No es un volcán cualquiera. Bajo la superficie de Yellowstone duerme uno de los supervolcanes más poderosos del planeta. Aunque ha permanecido inactivo durante milenios, nuevas observaciones han revelado que su cámara magmática está lejos de estar vacía. Y si despertara, sus efectos no se limitarían a Estados Unidos: la vida moderna entera se vería alterada.
Una cámara de magma más activa de lo esperado

Científicos del USGS utilizaron mediciones eléctricas del subsuelo para crear una imagen en 3D del sistema magmático de Yellowstone. Gracias a la conductividad de la roca fundida, lograron identificar bolsas de magma que ocupan hasta un 30 % del volumen bajo la caldera.
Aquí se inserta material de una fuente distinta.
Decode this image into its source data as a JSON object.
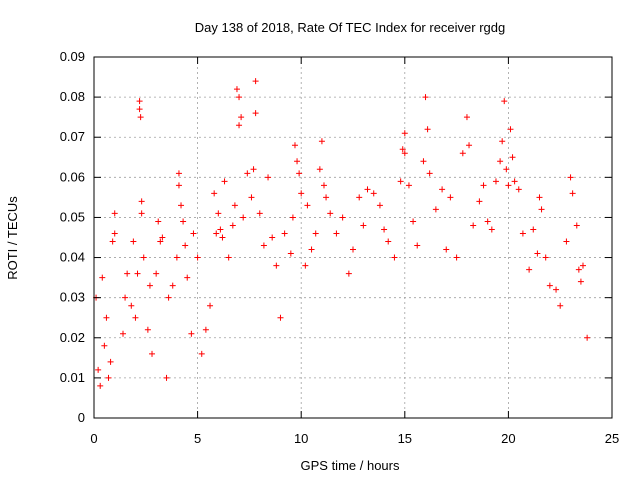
{
  "chart_data": {
    "type": "scatter",
    "title": "Day 138 of 2018, Rate Of TEC Index for receiver rgdg",
    "xlabel": "GPS time / hours",
    "ylabel": "ROTI / TECUs",
    "xlim": [
      0,
      25
    ],
    "ylim": [
      0,
      0.09
    ],
    "xticks": [
      "0",
      "5",
      "10",
      "15",
      "20",
      "25"
    ],
    "yticks": [
      "0",
      "0.01",
      "0.02",
      "0.03",
      "0.04",
      "0.05",
      "0.06",
      "0.07",
      "0.08",
      "0.09"
    ],
    "grid": true,
    "marker": "+",
    "series": [
      {
        "name": "ROTI",
        "color": "#ff0000",
        "points": [
          [
            0.1,
            0.03
          ],
          [
            0.2,
            0.012
          ],
          [
            0.3,
            0.008
          ],
          [
            0.4,
            0.035
          ],
          [
            0.5,
            0.018
          ],
          [
            0.6,
            0.025
          ],
          [
            0.7,
            0.01
          ],
          [
            0.8,
            0.014
          ],
          [
            0.9,
            0.044
          ],
          [
            1.0,
            0.046
          ],
          [
            1.0,
            0.051
          ],
          [
            1.4,
            0.021
          ],
          [
            1.5,
            0.03
          ],
          [
            1.6,
            0.036
          ],
          [
            1.8,
            0.028
          ],
          [
            1.9,
            0.044
          ],
          [
            2.0,
            0.025
          ],
          [
            2.1,
            0.036
          ],
          [
            2.2,
            0.079
          ],
          [
            2.2,
            0.077
          ],
          [
            2.25,
            0.075
          ],
          [
            2.3,
            0.054
          ],
          [
            2.3,
            0.051
          ],
          [
            2.4,
            0.04
          ],
          [
            2.6,
            0.022
          ],
          [
            2.7,
            0.033
          ],
          [
            2.8,
            0.016
          ],
          [
            3.0,
            0.036
          ],
          [
            3.1,
            0.049
          ],
          [
            3.2,
            0.044
          ],
          [
            3.3,
            0.045
          ],
          [
            3.5,
            0.01
          ],
          [
            3.6,
            0.03
          ],
          [
            3.8,
            0.033
          ],
          [
            4.0,
            0.04
          ],
          [
            4.1,
            0.061
          ],
          [
            4.1,
            0.058
          ],
          [
            4.2,
            0.053
          ],
          [
            4.3,
            0.049
          ],
          [
            4.4,
            0.043
          ],
          [
            4.5,
            0.035
          ],
          [
            4.7,
            0.021
          ],
          [
            4.8,
            0.046
          ],
          [
            5.0,
            0.04
          ],
          [
            5.2,
            0.016
          ],
          [
            5.4,
            0.022
          ],
          [
            5.6,
            0.028
          ],
          [
            5.8,
            0.056
          ],
          [
            5.9,
            0.046
          ],
          [
            6.0,
            0.051
          ],
          [
            6.1,
            0.047
          ],
          [
            6.2,
            0.045
          ],
          [
            6.3,
            0.059
          ],
          [
            6.5,
            0.04
          ],
          [
            6.7,
            0.048
          ],
          [
            6.8,
            0.053
          ],
          [
            6.9,
            0.082
          ],
          [
            7.0,
            0.08
          ],
          [
            7.0,
            0.073
          ],
          [
            7.1,
            0.075
          ],
          [
            7.2,
            0.05
          ],
          [
            7.4,
            0.061
          ],
          [
            7.6,
            0.055
          ],
          [
            7.7,
            0.062
          ],
          [
            7.8,
            0.084
          ],
          [
            7.8,
            0.076
          ],
          [
            8.0,
            0.051
          ],
          [
            8.2,
            0.043
          ],
          [
            8.4,
            0.06
          ],
          [
            8.6,
            0.045
          ],
          [
            8.8,
            0.038
          ],
          [
            9.0,
            0.025
          ],
          [
            9.2,
            0.046
          ],
          [
            9.5,
            0.041
          ],
          [
            9.6,
            0.05
          ],
          [
            9.7,
            0.068
          ],
          [
            9.8,
            0.064
          ],
          [
            9.9,
            0.061
          ],
          [
            10.0,
            0.056
          ],
          [
            10.2,
            0.038
          ],
          [
            10.3,
            0.053
          ],
          [
            10.5,
            0.042
          ],
          [
            10.7,
            0.046
          ],
          [
            10.9,
            0.062
          ],
          [
            11.0,
            0.069
          ],
          [
            11.1,
            0.058
          ],
          [
            11.2,
            0.055
          ],
          [
            11.4,
            0.051
          ],
          [
            11.7,
            0.046
          ],
          [
            12.0,
            0.05
          ],
          [
            12.3,
            0.036
          ],
          [
            12.5,
            0.042
          ],
          [
            12.8,
            0.055
          ],
          [
            13.0,
            0.048
          ],
          [
            13.2,
            0.057
          ],
          [
            13.5,
            0.056
          ],
          [
            13.8,
            0.053
          ],
          [
            14.0,
            0.047
          ],
          [
            14.2,
            0.044
          ],
          [
            14.5,
            0.04
          ],
          [
            14.8,
            0.059
          ],
          [
            14.9,
            0.067
          ],
          [
            15.0,
            0.071
          ],
          [
            15.0,
            0.066
          ],
          [
            15.2,
            0.058
          ],
          [
            15.4,
            0.049
          ],
          [
            15.6,
            0.043
          ],
          [
            15.9,
            0.064
          ],
          [
            16.0,
            0.08
          ],
          [
            16.1,
            0.072
          ],
          [
            16.2,
            0.061
          ],
          [
            16.5,
            0.052
          ],
          [
            16.8,
            0.057
          ],
          [
            17.0,
            0.042
          ],
          [
            17.2,
            0.055
          ],
          [
            17.5,
            0.04
          ],
          [
            17.8,
            0.066
          ],
          [
            18.0,
            0.075
          ],
          [
            18.1,
            0.068
          ],
          [
            18.3,
            0.048
          ],
          [
            18.6,
            0.054
          ],
          [
            18.8,
            0.058
          ],
          [
            19.0,
            0.049
          ],
          [
            19.2,
            0.047
          ],
          [
            19.4,
            0.059
          ],
          [
            19.6,
            0.064
          ],
          [
            19.7,
            0.069
          ],
          [
            19.8,
            0.079
          ],
          [
            19.9,
            0.062
          ],
          [
            20.0,
            0.058
          ],
          [
            20.1,
            0.072
          ],
          [
            20.2,
            0.065
          ],
          [
            20.3,
            0.059
          ],
          [
            20.5,
            0.057
          ],
          [
            20.7,
            0.046
          ],
          [
            21.0,
            0.037
          ],
          [
            21.2,
            0.047
          ],
          [
            21.4,
            0.041
          ],
          [
            21.5,
            0.055
          ],
          [
            21.6,
            0.052
          ],
          [
            21.8,
            0.04
          ],
          [
            22.0,
            0.033
          ],
          [
            22.3,
            0.032
          ],
          [
            22.5,
            0.028
          ],
          [
            22.8,
            0.044
          ],
          [
            23.0,
            0.06
          ],
          [
            23.1,
            0.056
          ],
          [
            23.3,
            0.048
          ],
          [
            23.4,
            0.037
          ],
          [
            23.5,
            0.034
          ],
          [
            23.6,
            0.038
          ],
          [
            23.8,
            0.02
          ]
        ]
      }
    ]
  }
}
La mayor concentración, de entre 400 y 500 km³ de riolita, se encuentra justo bajo el noreste del parque.
Este volumen supera al de la histórica erupción de hace 1,3 millones de años. Según el análisis, ese punto específico sería el candidato más probable para una futura erupción. El problema es que no sabemos si ocurrirá en cien años, mil… o nunca.
Una explosión capaz de detener la vida cotidiana

La erupción comenzaría con una explosión ensordecedora. En minutos, una columna de ceniza y piedra pómez ascendería hasta la estratósfera, oscureciendo el cielo. Luego vendrían los flujos piroclásticos: avalanchas letales de gas, ceniza y roca incandescente que arrasarían todo en un radio de 100 kilómetros. Nada sobreviviría allí.
En menos de un día, la ceniza se esparciría por Norteamérica. El transporte se detendría, los cultivos morirían, las redes eléctricas colapsarían y el agua potable se contaminaría. En zonas como Chicago o San Francisco podrían caer hasta 3 cm de ceniza, mientras que Denver o Salt Lake City quedarían enterradas bajo capas mucho más gruesas.
Señales que podrían no llegar a tiempo

Yellowstone presenta actividad constante: pozas de barro burbujeante, aguas termales y pequeños temblores. Pero eso no significa que una erupción sea inminente. Estudios sobre otros supervolcanes, como el Monte Toba en Indonesia, indican que incluso los eventos catastróficos pueden ocurrir con muy pocas señales previas.
Aunque algunos científicos esperan que una supererupción esté precedida por eventos menores, la realidad es que solo se sabrá si fue “la gran erupción” después de que haya terminado. Y entonces, ya será demasiado tarde para actuar.